ISCA Archive Interspeech 2017
ISCA Archive Interspeech 2017

Single-Ended Prediction of Listening Effort Based on Automatic Speech Recognition

Rainer Huber, Constantin Spille, Bernd T. Meyer

A new, single-ended, i.e. reference-free measure for the prediction of perceived listening effort of noisy speech is presented. It is based on phoneme posterior probabilities (or posteriorgrams) obtained from a deep neural network of an automatic speech recognition system. Additive noisy or other distortions of speech tend to smear the posteriorgrams. The smearing is quantified by a performance measure, which is used as a predictor for the perceived listening effort required to understand the noisy speech.

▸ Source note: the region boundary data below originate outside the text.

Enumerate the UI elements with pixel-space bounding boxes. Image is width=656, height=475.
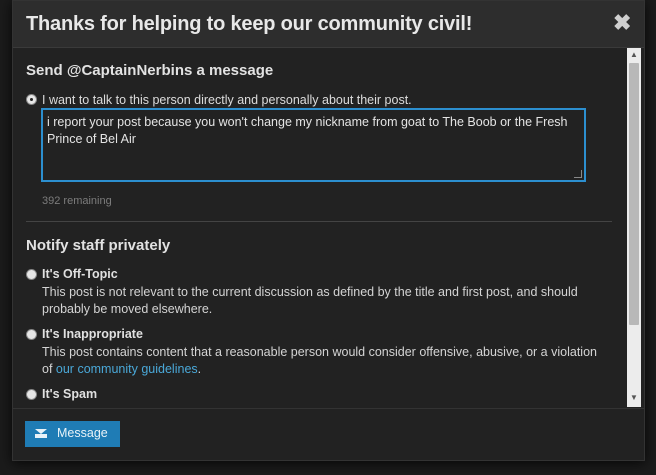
close-icon[interactable]: ✖ [613, 12, 631, 34]
modal-title: Thanks for helping to keep our community… [26, 13, 473, 35]
message-textarea[interactable]: i report your post because you won't cha… [41, 108, 586, 182]
inappropriate-radio[interactable] [26, 329, 37, 340]
message-button[interactable]: Message [25, 421, 120, 447]
off-topic-radio[interactable] [26, 269, 37, 280]
community-guidelines-link[interactable]: our community guidelines [56, 362, 198, 376]
scroll-thumb[interactable] [629, 63, 639, 325]
staff-section-heading: Notify staff privately [26, 237, 171, 254]
scroll-down-icon[interactable]: ▼ [629, 393, 639, 403]
message-option-label[interactable]: I want to talk to this person directly a… [42, 93, 412, 107]
message-text: i report your post because you won't cha… [47, 115, 568, 146]
resize-handle[interactable] [574, 170, 582, 178]
envelope-icon [35, 429, 47, 438]
inappropriate-title[interactable]: It's Inappropriate [42, 327, 143, 341]
modal-body: Send @CaptainNerbins a message I want to… [13, 48, 626, 407]
spam-radio[interactable] [26, 389, 37, 400]
message-radio[interactable] [26, 94, 37, 105]
modal-footer: Message [13, 408, 644, 461]
off-topic-description: This post is not relevant to the current… [42, 285, 578, 316]
spam-title[interactable]: It's Spam [42, 387, 97, 401]
inappropriate-description: This post contains content that a reason… [42, 344, 602, 378]
inappropriate-desc-end: . [197, 362, 202, 376]
modal: Thanks for helping to keep our community… [12, 0, 645, 461]
scrollbar[interactable]: ▲ ▼ [627, 48, 641, 407]
divider [26, 221, 612, 222]
scroll-up-icon[interactable]: ▲ [629, 50, 639, 60]
message-section-heading: Send @CaptainNerbins a message [26, 62, 274, 79]
message-button-label: Message [57, 426, 108, 440]
off-topic-title[interactable]: It's Off-Topic [42, 267, 118, 281]
modal-header: Thanks for helping to keep our community… [13, 1, 644, 48]
remaining-count: 392 remaining [42, 195, 112, 207]
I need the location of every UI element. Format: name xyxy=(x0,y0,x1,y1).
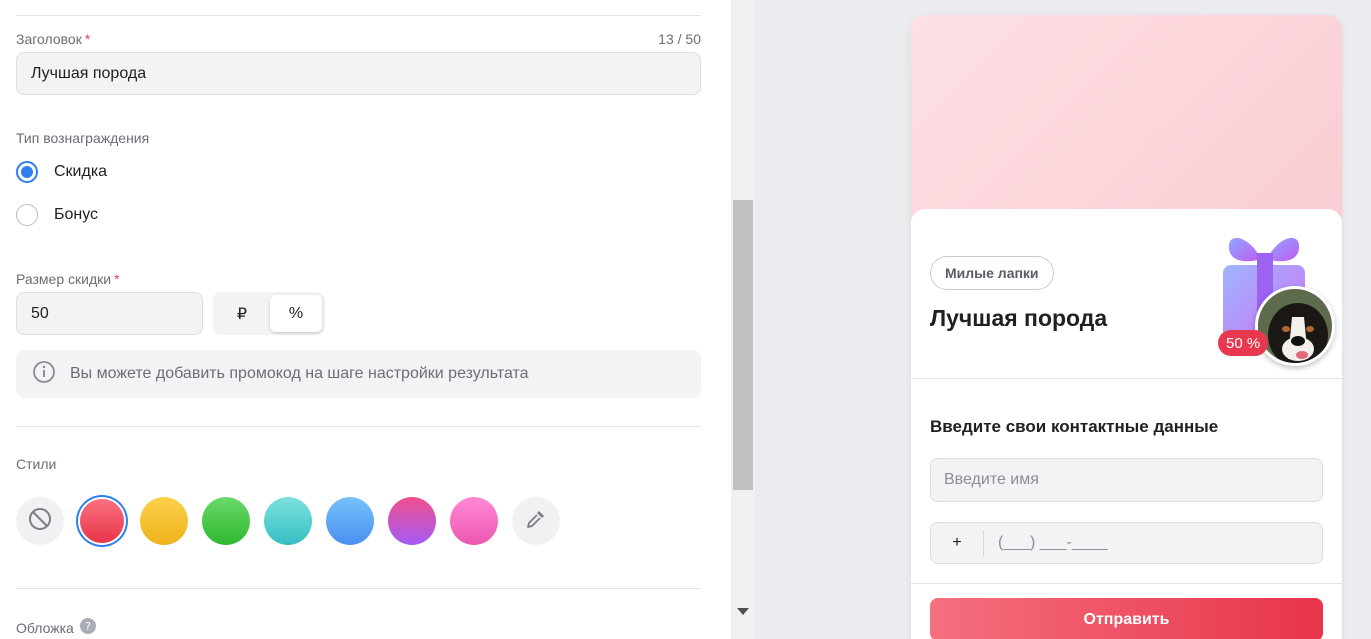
radio-discount-label: Скидка xyxy=(54,163,108,180)
title-field-label: Заголовок * xyxy=(16,31,90,47)
preview-panel: Милые лапки Лучшая порода 50 % Введите с… xyxy=(755,0,1371,639)
cover-area xyxy=(911,15,1342,230)
divider xyxy=(911,378,1342,379)
radio-discount[interactable]: Скидка xyxy=(16,161,107,183)
swatch-red[interactable] xyxy=(80,499,124,543)
discount-unit-toggle: ₽ % xyxy=(213,292,325,335)
contact-form-title: Введите свои контактные данные xyxy=(930,417,1219,436)
divider xyxy=(16,588,701,589)
info-text: Вы можете добавить промокод на шаге наст… xyxy=(70,365,529,382)
swatch-green[interactable] xyxy=(202,497,250,545)
info-icon xyxy=(32,360,56,389)
eyedropper-icon xyxy=(524,507,548,536)
required-mark: * xyxy=(84,31,91,47)
divider xyxy=(911,583,1342,584)
divider xyxy=(16,426,701,427)
swatch-pink[interactable] xyxy=(450,497,498,545)
scrollbar-thumb[interactable] xyxy=(733,200,753,490)
required-mark: * xyxy=(114,271,120,287)
swatch-custom[interactable] xyxy=(512,497,560,545)
swatch-blue[interactable] xyxy=(326,497,374,545)
phone-mask: (___) ___-____ xyxy=(998,534,1108,551)
discount-label-text: Размер скидки xyxy=(16,271,112,287)
radio-discount-indicator[interactable] xyxy=(16,161,38,183)
name-input[interactable]: Введите имя xyxy=(930,458,1323,502)
preview-title: Лучшая порода xyxy=(930,305,1108,331)
submit-button[interactable]: Отправить xyxy=(930,598,1323,639)
discount-badge: 50 % xyxy=(1218,330,1269,356)
title-input[interactable]: Лучшая порода xyxy=(16,52,701,95)
title-char-counter: 13 / 50 xyxy=(658,31,701,47)
swatch-yellow[interactable] xyxy=(140,497,188,545)
title-label-text: Заголовок xyxy=(16,31,82,47)
swatch-violet[interactable] xyxy=(388,497,436,545)
unit-percent-option[interactable]: % xyxy=(270,295,322,332)
radio-bonus-label: Бонус xyxy=(54,206,99,223)
svg-text:?: ? xyxy=(85,620,91,633)
swatch-teal[interactable] xyxy=(264,497,312,545)
help-icon[interactable]: ? xyxy=(79,618,96,637)
swatch-none[interactable] xyxy=(16,497,64,545)
cover-label-text: Обложка xyxy=(16,619,74,636)
styles-label: Стили xyxy=(16,456,57,472)
unit-ruble-option[interactable]: ₽ xyxy=(216,295,268,332)
editor-scrollbar[interactable] xyxy=(731,0,755,639)
card-body: Милые лапки Лучшая порода 50 % Введите с… xyxy=(911,209,1342,639)
phone-prefix: + xyxy=(952,534,962,551)
brand-chip: Милые лапки xyxy=(930,256,1054,290)
radio-bonus-indicator[interactable] xyxy=(16,204,38,226)
discount-value-input[interactable]: 50 xyxy=(16,292,203,335)
no-style-icon xyxy=(27,506,53,537)
dog-avatar xyxy=(1255,286,1335,366)
divider xyxy=(983,530,984,556)
radio-bonus[interactable]: Бонус xyxy=(16,204,98,226)
phone-input[interactable]: + (___) ___-____ xyxy=(930,522,1323,564)
divider xyxy=(16,15,701,16)
cover-label: Обложка ? xyxy=(16,618,96,637)
discount-size-label: Размер скидки * xyxy=(16,271,120,287)
color-swatch-row xyxy=(16,497,560,545)
reward-type-label: Тип вознаграждения xyxy=(16,130,150,146)
preview-card: Милые лапки Лучшая порода 50 % Введите с… xyxy=(911,15,1342,639)
editor-panel: Заголовок * 13 / 50 Лучшая порода Тип воз… xyxy=(0,0,731,639)
promo-info-box: Вы можете добавить промокод на шаге наст… xyxy=(16,350,701,398)
scroll-down-arrow-icon[interactable] xyxy=(737,608,749,615)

The proposed measure was evaluated using a database obtained from the subjective evaluation of noise reduction algorithms of commercial hearing aids. Listening effort ratings of processed noisy speech samples were gathered from 20 hearing-impaired subjects. Averaged subjective ratings were compared with corresponding predictions computed by the proposed new method, the ITU-T standard P.563 for single-ended speech quality assessment, the American National Standard ANIQUE+ for single-ended speech quality assessment, and a single-ended SNR estimator. The proposed method achieved a good correlation with mean subjective ratings and clearly outperformed the standard speech quality measures and the SNR estimator.